The Education Ministry, the city of Petach Tikva, and several religious schools in Petach Tikva have reached a last-minute deal to absorb over 100 new immigrants from Ethiopia. The story of the immigrant children's ordeal as the school system and Education Ministry fought over their absorption made headlines nationwide over the past week.
Under the deal reached Monday, three semi-private religious Zionist schools that stood at the center of the media storm will take in a total of 48 children. Thirty will begin their studies Tuesday, along with pupils across the country, while the remaining 18, who do not yet live in Petach Tivka, will join their classmates when they move to the city.
Another 60 immigrant pupils will be absorbed in several recognized religious schools that are not part of the public school system. Education Ministry officials will decide which pupils to send to which schools.
The pupils to be absorbed in semi-private religious-Zionist schools will be assigned schools by the Education Ministry as well. Unlike Israeli-born students, they will not be required to undergo an entrance interview or to pass tests in order to gain admittance to the schools.
Background: Education Ministry vs. City vs. Schools
The affair began when three semi-private religious schools were told that they must take in approximately 200 students whose families had recently immigrated to Israel from Ethiopia. The schools willingly registered 100 students entering first grade, but refused to take in the older pupils, arguing that they were unable to accept such a large number of students given the education gaps between them and their Israeli-born counterparts.

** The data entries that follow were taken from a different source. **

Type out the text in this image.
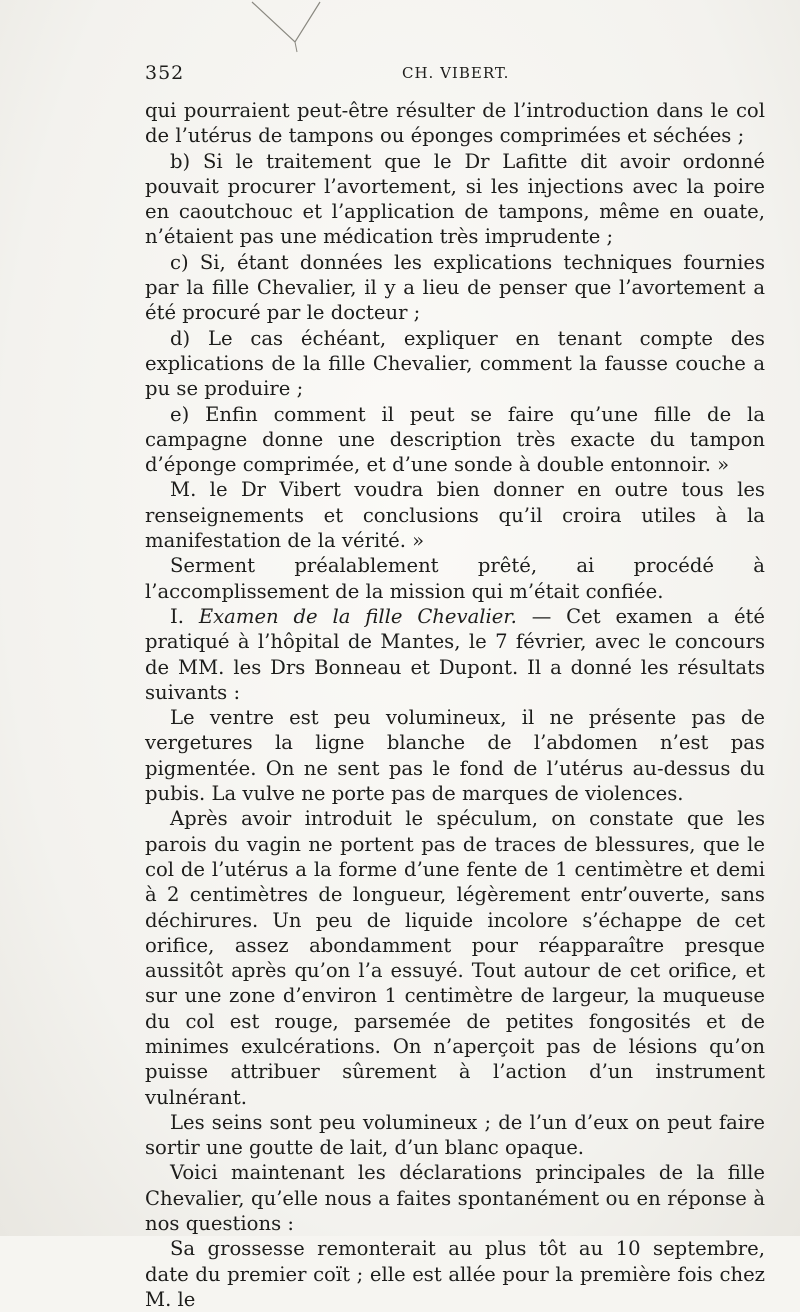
352	CH. VIBERT.

qui pourraient peut-être résulter de l’introduction dans le col de l’utérus de tampons ou éponges comprimées et séchées ;

b) Si le traitement que le Dr Lafitte dit avoir ordonné pouvait procurer l’avortement, si les injections avec la poire en caoutchouc et l’application de tampons, même en ouate, n’étaient pas une médication très imprudente ;

c) Si, étant données les explications techniques fournies par la fille Chevalier, il y a lieu de penser que l’avortement a été procuré par le docteur ;

d) Le cas échéant, expliquer en tenant compte des explications de la fille Chevalier, comment la fausse couche a pu se produire ;

e) Enfin comment il peut se faire qu’une fille de la campagne donne une description très exacte du tampon d’éponge comprimée, et d’une sonde à double entonnoir. »

M. le Dr Vibert voudra bien donner en outre tous les renseignements et conclusions qu’il croira utiles à la manifestation de la vérité. »

Serment préalablement prêté, ai procédé à l’accomplissement de la mission qui m’était confiée.

I. Examen de la fille Chevalier. — Cet examen a été pratiqué à l’hôpital de Mantes, le 7 février, avec le concours de MM. les Drs Bonneau et Dupont. Il a donné les résultats suivants :

Le ventre est peu volumineux, il ne présente pas de vergetures la ligne blanche de l’abdomen n’est pas pigmentée. On ne sent pas le fond de l’utérus au-dessus du pubis. La vulve ne porte pas de marques de violences.

Après avoir introduit le spéculum, on constate que les parois du vagin ne portent pas de traces de blessures, que le col de l’utérus a la forme d’une fente de 1 centimètre et demi à 2 centimètres de longueur, légèrement entr’ouverte, sans déchirures. Un peu de liquide incolore s’échappe de cet orifice, assez abondamment pour réapparaître presque aussitôt après qu’on l’a essuyé. Tout autour de cet orifice, et sur une zone d’environ 1 centimètre de largeur, la muqueuse du col est rouge, parsemée de petites fongosités et de minimes exulcérations. On n’aperçoit pas de lésions qu’on puisse attribuer sûrement à l’action d’un instrument vulnérant.

Les seins sont peu volumineux ; de l’un d’eux on peut faire sortir une goutte de lait, d’un blanc opaque.

Voici maintenant les déclarations principales de la fille Chevalier, qu’elle nous a faites spontanément ou en réponse à nos questions :

Sa grossesse remonterait au plus tôt au 10 septembre, date du premier coït ; elle est allée pour la première fois chez M. le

The schools offered to set up special remedial classes for the older Ethiopian-Israeli pupils, but were forbidden to do so by the Education Ministry. The Ministry also rejected a deal reached between the schools and the city of Petach Tikva that, like Monday night's last-minute deal, would have seen the 100 older students sent to hareidi-religious schools as well, leaving fewer new immigrants per school.
Education Ministry officials sought this week to solve the problem by sending the new immigrants to secular public schools. However, Chief Sephardi Rabbi Shlomo Amar informed them that educating the immigrants in non-religious schools would violate promises that the children's families had made when they converted to Judaism following their arrival in Israel.
As the beginning of the school year approached, the battle heated up, with accusations hurled from all sides. Government officials and Ethiopian-Israeli rights groups accused the semi-private schools of racism, while school principals, local parents, and Petach Tikva city officials accused the government of forcing the city's relatively small religious-Zionist school network to bear the brunt of immigrant absorption, to the detriment of both immigrants and other pupils.